Веревкин  очевидно знал его больше других. И, чувствовалось, раздражал этот Генка его изрядно. Однажды - уж и не знаю, что было поводом - это излилось. Во время большой перемены, когда Генки не было в классе, Юрка нарисовал мелом на доске злую пародию на него. Во всю доску! Он изобразил Генку Ципина в виде молодого петушка. Гребешок – в точности Генкина прическа, чуть ниже – его мелкое личико со вздернутым носом. Еще ниже - выпяченная белая грудка с галстуком-бабочкой, в которой угадывалась белая с жабо Генкина рубашка. На удлиненных лапках петушка красовались ботинки на высоких каблуках. Все было так точно, так похоже, так зло, что класс замер, не знал даже, как реагировать. Генка, вошедший в класс со звонком, мельком глянул на доску и пулей выскочил в коридор. Не узнать было невозможно.
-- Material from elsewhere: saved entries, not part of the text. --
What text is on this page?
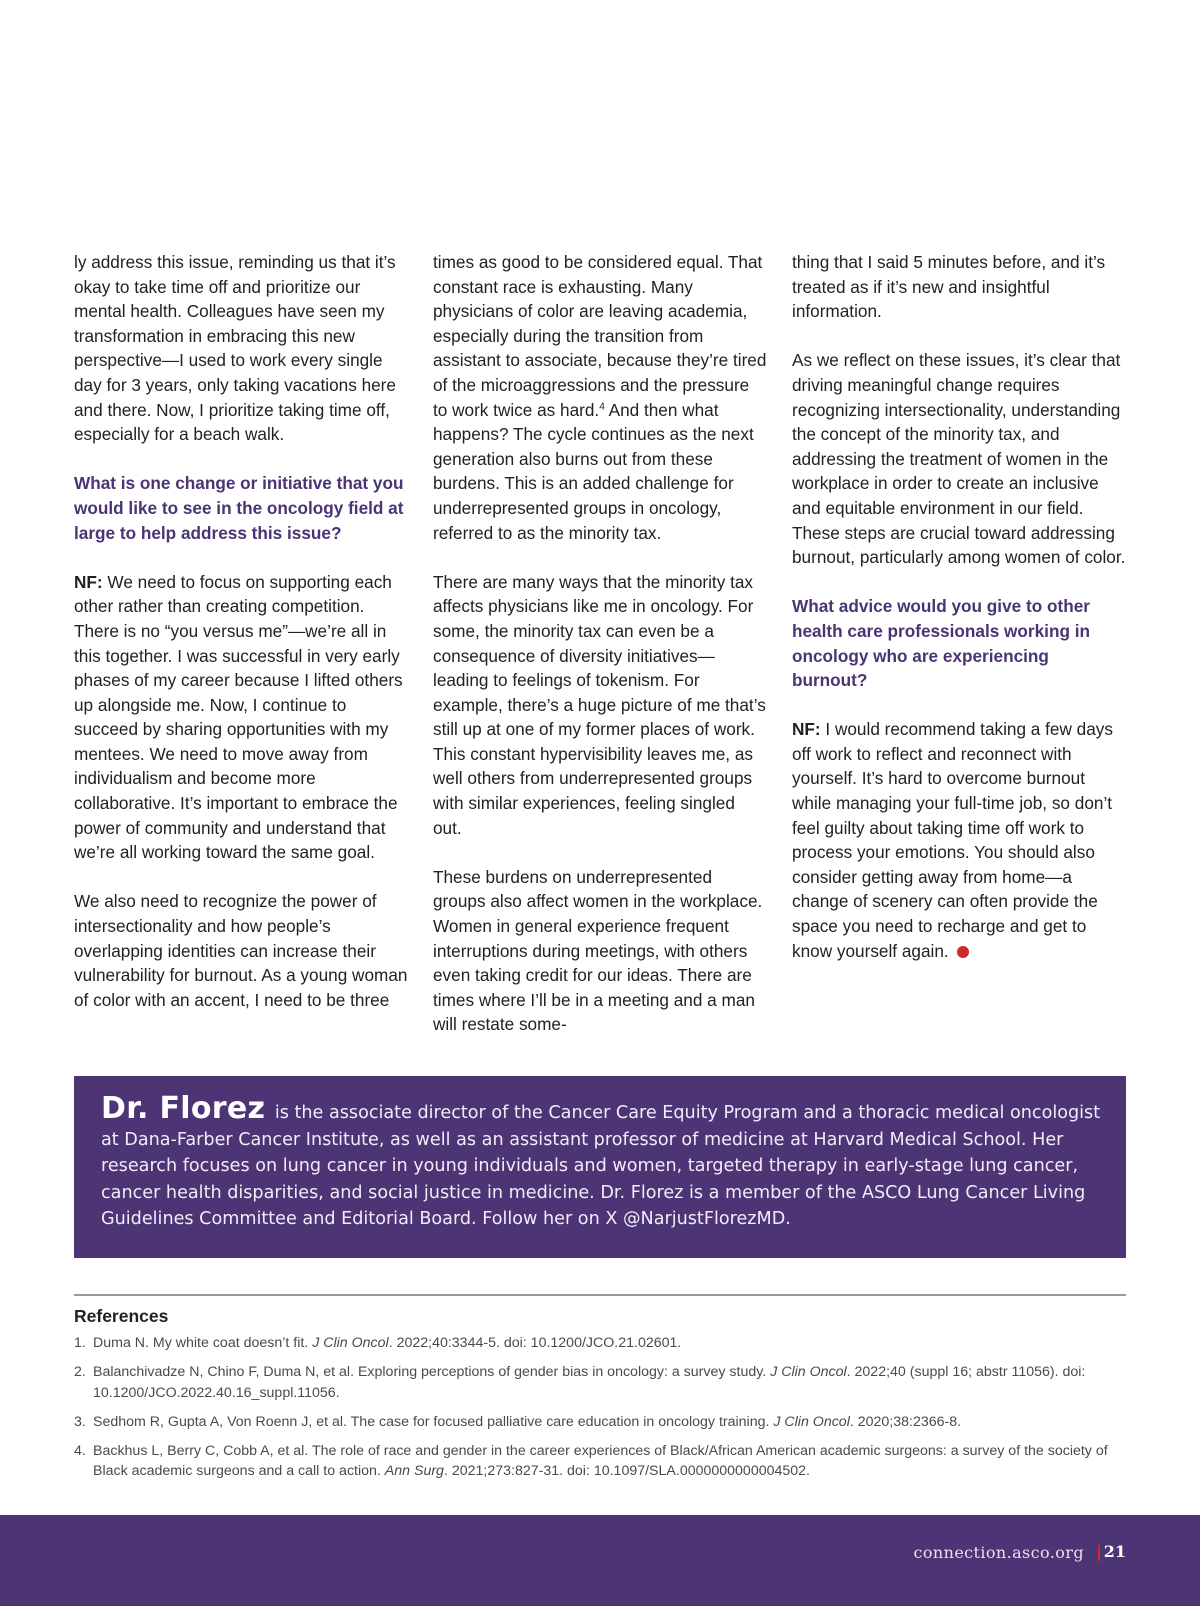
ly address this issue, reminding us that it’s okay to take time off and prioritize our mental health. Colleagues have seen my transformation in embracing this new perspective—I used to work every single day for 3 years, only taking vacations here and there. Now, I prioritize taking time off, especially for a beach walk.

What is one change or initiative that you would like to see in the oncology field at large to help address this issue?

NF: We need to focus on supporting each other rather than creating competition. There is no “you versus me”—we’re all in this together. I was successful in very early phases of my career because I lifted others up alongside me. Now, I continue to succeed by sharing opportunities with my mentees. We need to move away from individualism and become more collaborative. It’s important to embrace the power of community and understand that we’re all working toward the same goal.

We also need to recognize the power of intersectionality and how people’s overlapping identities can increase their vulnerability for burnout. As a young woman of color with an accent, I need to be three

times as good to be considered equal. That constant race is exhausting. Many physicians of color are leaving academia, especially during the transition from assistant to associate, because they’re tired of the microaggressions and the pressure to work twice as hard.$^4$ And then what happens? The cycle continues as the next generation also burns out from these burdens. This is an added challenge for underrepresented groups in oncology, referred to as the minority tax.

There are many ways that the minority tax affects physicians like me in oncology. For some, the minority tax can even be a consequence of diversity initiatives—leading to feelings of tokenism. For example, there’s a huge picture of me that’s still up at one of my former places of work. This constant hypervisibility leaves me, as well others from underrepresented groups with similar experiences, feeling singled out.

These burdens on underrepresented groups also affect women in the workplace. Women in general experience frequent interruptions during meetings, with others even taking credit for our ideas. There are times where I’ll be in a meeting and a man will restate some-

thing that I said 5 minutes before, and it’s treated as if it’s new and insightful information.

As we reflect on these issues, it’s clear that driving meaningful change requires recognizing intersectionality, understanding the concept of the minority tax, and addressing the treatment of women in the workplace in order to create an inclusive and equitable environment in our field. These steps are crucial toward addressing burnout, particularly among women of color.

What advice would you give to other health care professionals working in oncology who are experiencing burnout?

NF: I would recommend taking a few days off work to reflect and reconnect with yourself. It’s hard to overcome burnout while managing your full-time job, so don’t feel guilty about taking time off work to process your emotions. You should also consider getting away from home—a change of scenery can often provide the space you need to recharge and get to know yourself again.

Dr. Florez is the associate director of the Cancer Care Equity Program and a thoracic medical oncologist at Dana-Farber Cancer Institute, as well as an assistant professor of medicine at Harvard Medical School. Her research focuses on lung cancer in young individuals and women, targeted therapy in early-stage lung cancer, cancer health disparities, and social justice in medicine. Dr. Florez is a member of the ASCO Lung Cancer Living Guidelines Committee and Editorial Board. Follow her on X @NarjustFlorezMD.
References
1. Duma N. My white coat doesn’t fit. J Clin Oncol. 2022;40:3344-5. doi: 10.1200/JCO.21.02601.
2. Balanchivadze N, Chino F, Duma N, et al. Exploring perceptions of gender bias in oncology: a survey study. J Clin Oncol. 2022;40 (suppl 16; abstr 11056). doi: 10.1200/JCO.2022.40.16_suppl.11056.
3. Sedhom R, Gupta A, Von Roenn J, et al. The case for focused palliative care education in oncology training. J Clin Oncol. 2020;38:2366-8.
4. Backhus L, Berry C, Cobb A, et al. The role of race and gender in the career experiences of Black/African American academic surgeons: a survey of the society of Black academic surgeons and a call to action. Ann Surg. 2021;273:827-31. doi: 10.1097/SLA.0000000000004502.
connection.asco.org 21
В класс вошла Вера Семеновна. Посмотрела на доску и ничего не сказала. Классным журналом она в тот раз занималась как будто бы дольше обычного. Потом еще какая-то пауза… Наконец: «Кто дежурный?.. Приведите доску в порядок»
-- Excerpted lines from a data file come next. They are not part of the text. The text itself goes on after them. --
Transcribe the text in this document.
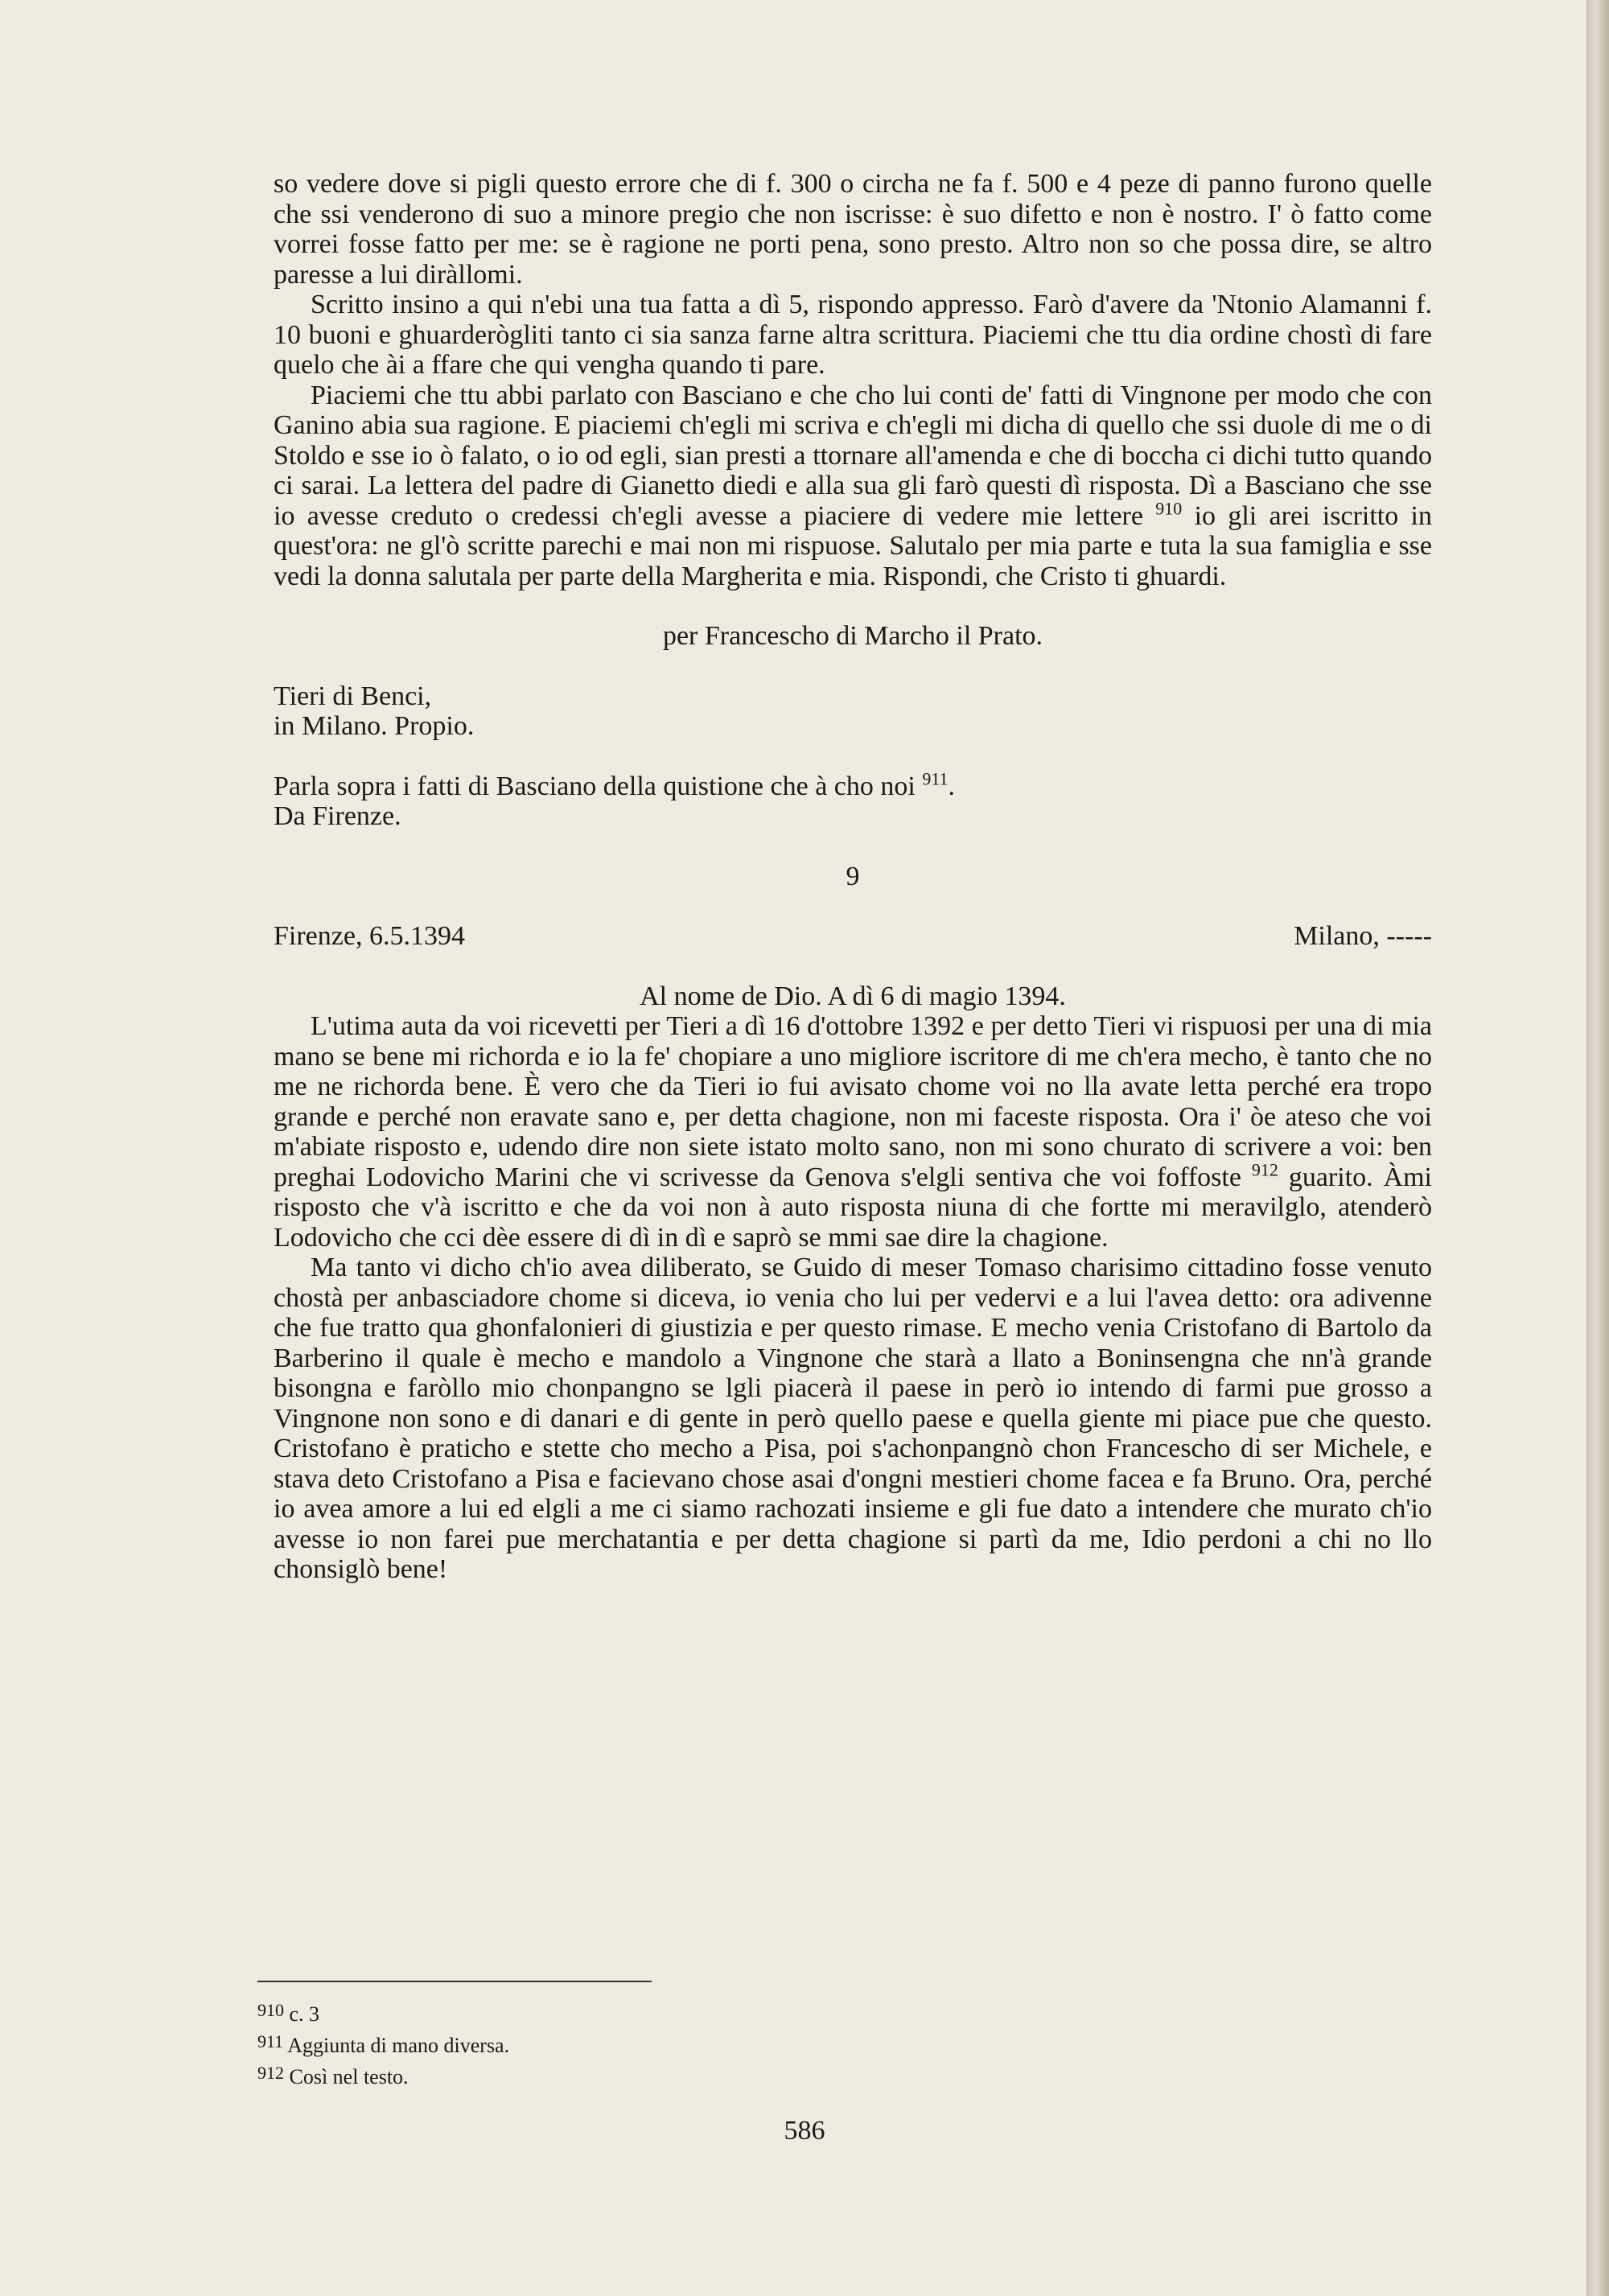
so vedere dove si pigli questo errore che di f. 300 o circha ne fa f. 500 e 4 peze di panno furono quelle che ssi venderono di suo a minore pregio che non iscrisse: è suo difetto e non è nostro. I' ò fatto come vorrei fosse fatto per me: se è ragione ne porti pena, sono presto. Altro non so che possa dire, se altro paresse a lui diràllomi.

Scritto insino a qui n'ebi una tua fatta a dì 5, rispondo appresso. Farò d'avere da 'Ntonio Alamanni f. 10 buoni e ghuarderògliti tanto ci sia sanza farne altra scrittura. Piaciemi che ttu dia ordine chostì di fare quelo che ài a ffare che qui vengha quando ti pare.

Piaciemi che ttu abbi parlato con Basciano e che cho lui conti de' fatti di Vingnone per modo che con Ganino abia sua ragione. E piaciemi ch'egli mi scriva e ch'egli mi dicha di quello che ssi duole di me o di Stoldo e sse io ò falato, o io od egli, sian presti a ttornare all'amenda e che di boccha ci dichi tutto quando ci sarai. La lettera del padre di Gianetto diedi e alla sua gli farò questi dì risposta. Dì a Basciano che sse io avesse creduto o credessi ch'egli avesse a piaciere di vedere mie lettere $^{910}$ io gli arei iscritto in quest'ora: ne gl'ò scritte parechi e mai non mi rispuose. Salutalo per mia parte e tuta la sua famiglia e sse vedi la donna salutala per parte della Margherita e mia. Rispondi, che Cristo ti ghuardi.

per Francescho di Marcho il Prato.

Tieri di Benci,

in Milano. Propio.

Parla sopra i fatti di Basciano della quistione che à cho noi $^{911}$.

Da Firenze.

9

Firenze, 6.5.1394	Milano, -----

Al nome de Dio. A dì 6 di magio 1394.

L'utima auta da voi ricevetti per Tieri a dì 16 d'ottobre 1392 e per detto Tieri vi rispuosi per una di mia mano se bene mi richorda e io la fe' chopiare a uno migliore iscritore di me ch'era mecho, è tanto che no me ne richorda bene. È vero che da Tieri io fui avisato chome voi no lla avate letta perché era tropo grande e perché non eravate sano e, per detta chagione, non mi faceste risposta. Ora i' òe ateso che voi m'abiate risposto e, udendo dire non siete istato molto sano, non mi sono churato di scrivere a voi: ben preghai Lodovicho Marini che vi scrivesse da Genova s'elgli sentiva che voi foffoste $^{912}$ guarito. Àmi risposto che v'à iscritto e che da voi non à auto risposta niuna di che fortte mi meravilglo, atenderò Lodovicho che cci dèe essere di dì in dì e saprò se mmi sae dire la chagione.

Ma tanto vi dicho ch'io avea diliberato, se Guido di meser Tomaso charisimo cittadino fosse venuto chostà per anbasciadore chome si diceva, io venia cho lui per vedervi e a lui l'avea detto: ora adivenne che fue tratto qua ghonfalonieri di giustizia e per questo rimase. E mecho venia Cristofano di Bartolo da Barberino il quale è mecho e mandolo a Vingnone che starà a llato a Boninsengna che nn'à grande bisongna e faròllo mio chonpangno se lgli piacerà il paese in però io intendo di farmi pue grosso a Vingnone non sono e di danari e di gente in però quello paese e quella giente mi piace pue che questo. Cristofano è praticho e stette cho mecho a Pisa, poi s'achonpangnò chon Francescho di ser Michele, e stava deto Cristofano a Pisa e facievano chose asai d'ongni mestieri chome facea e fa Bruno. Ora, perché io avea amore a lui ed elgli a me ci siamo rachozati insieme e gli fue dato a intendere che murato ch'io avesse io non farei pue merchatantia e per detta chagione si partì da me, Idio perdoni a chi no llo chonsiglò bene!

$^{910}$ c. 3
$^{911}$ Aggiunta di mano diversa.
$^{912}$ Così nel testo.
586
Дежурный медленно вышел к доске, и все наблюдали, как он нехотя, лениво уничтожал Генкин портрет. Так исчезло это талантливейшее произведение искусства. А Генка в тот день так на математику и не пришел.

Что до меня,  жажда творчества  толкала меня к тем или иным проявлениям. Помнится, я сделала поэтический выпуск газеты. За неимением художника-оформителя иллюстрировала ее цветными вырезками из журналов. Никто не понял. А иные «козловы» даже и посмеивались. Может быть, действительно это было слишком интимно, чтобы для всех… Веревкин  стоял у газеты долго. Может быть даже для того, чтобы меня поддержать, чтобы я это увидела. Больше – никто. Столько вложила!
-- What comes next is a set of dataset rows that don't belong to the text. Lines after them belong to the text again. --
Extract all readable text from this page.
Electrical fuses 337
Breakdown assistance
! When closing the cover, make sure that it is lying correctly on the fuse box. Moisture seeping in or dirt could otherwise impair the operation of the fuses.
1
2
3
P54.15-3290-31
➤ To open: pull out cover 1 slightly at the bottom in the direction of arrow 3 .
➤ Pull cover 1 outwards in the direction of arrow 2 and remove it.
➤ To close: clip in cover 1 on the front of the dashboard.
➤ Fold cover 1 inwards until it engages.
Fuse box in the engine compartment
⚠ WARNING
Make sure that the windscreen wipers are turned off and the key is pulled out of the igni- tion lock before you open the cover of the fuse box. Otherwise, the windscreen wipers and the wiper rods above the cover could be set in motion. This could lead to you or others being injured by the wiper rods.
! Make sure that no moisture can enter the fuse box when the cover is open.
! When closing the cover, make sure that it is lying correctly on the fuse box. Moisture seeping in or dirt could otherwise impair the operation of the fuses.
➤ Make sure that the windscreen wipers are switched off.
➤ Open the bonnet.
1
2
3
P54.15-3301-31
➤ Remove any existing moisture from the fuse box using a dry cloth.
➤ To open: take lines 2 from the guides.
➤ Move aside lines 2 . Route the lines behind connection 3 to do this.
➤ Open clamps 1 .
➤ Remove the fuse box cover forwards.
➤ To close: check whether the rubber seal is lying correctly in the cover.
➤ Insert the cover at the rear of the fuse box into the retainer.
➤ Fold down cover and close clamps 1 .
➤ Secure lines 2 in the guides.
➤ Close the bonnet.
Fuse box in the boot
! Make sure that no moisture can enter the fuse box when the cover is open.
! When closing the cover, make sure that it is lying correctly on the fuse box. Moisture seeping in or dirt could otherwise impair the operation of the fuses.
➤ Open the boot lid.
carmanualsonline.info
Но были у меня и некоторые удачи. Когда организация школьного вечера поручалась нашему классу, этим занималась я. Организовала я таким образом два или три вечера. Особенно удался «Осенний бал». Я ночами не спала, продумывая программу, оформление зала. Чтобы создать иллюзию листопада, украсила разноцветными кленовыми листьями занавес над сценой. Я и сейчас вижу его… Подбирала номера и сама вела вечер. Первый номер был тоже – мой. Я читала «школьную балладу» Г. Шерговой о мечтателе-мальчишке.
Девочка из школы возвращалась.
Шепотом шел снег над  фонарями
В свете возникавший ниоткуда…

Полный успех. И баллады, и вечера.
Удачи поощряют. Обманывают и поощряют. Идея организации вечеров меня увлекла. И тут меня посетила одна идея. Я даже гнала ее от себя, но она снова возвращалась. Возвращалась уже в виде конкретных образов. Будто уже принята. И я поняла – искушению надо уступить.
Идея состояла в том, чтобы поставить «Демона». В то время я жила Лермонтовым. А «Демона» перечитывала бесконечно. У меня было три отдельных издания этой поэмы. Их можно было найти дома где угодно: на кухне, на веранде, на диване в саду, у меня в комнате. Мачеха однажды за столом сказала отцу: «Не пойму, что она находит в этом «Демоне»? Я постоянно натыкаюсь на эту книгу, уже стала перечитывать… Ты посмотри на нее – она сама стала похожа на монашку. Постоянно ходит в черном…»
Что именно меня привлекало в «Демоне»?..
Это сейчас, опытным взглядом взрослого человека я вижу: то был «соблазн неопытной души». В то время рядом со мной не было, и не могло оказаться духовно опытного человека, который предостерег бы меня от увлечения этой поэмой, или хотя бы объяснил мне ее духовную суть. Конечно, меня захватила поэтически высокая любовная интрига. В сразившую Демона с первого взгляда любовь я поверила однозначно. Да и как не поверить любовному порыву Лермонтова?!
И входит он, любить готовый,
С душой, открытой для добра,
И мыслит он, что жизни новой
Пришла прекрасная пора.
Только Лермонтов, представив себя «владыкой мира» мог принести столько на алтарь любви.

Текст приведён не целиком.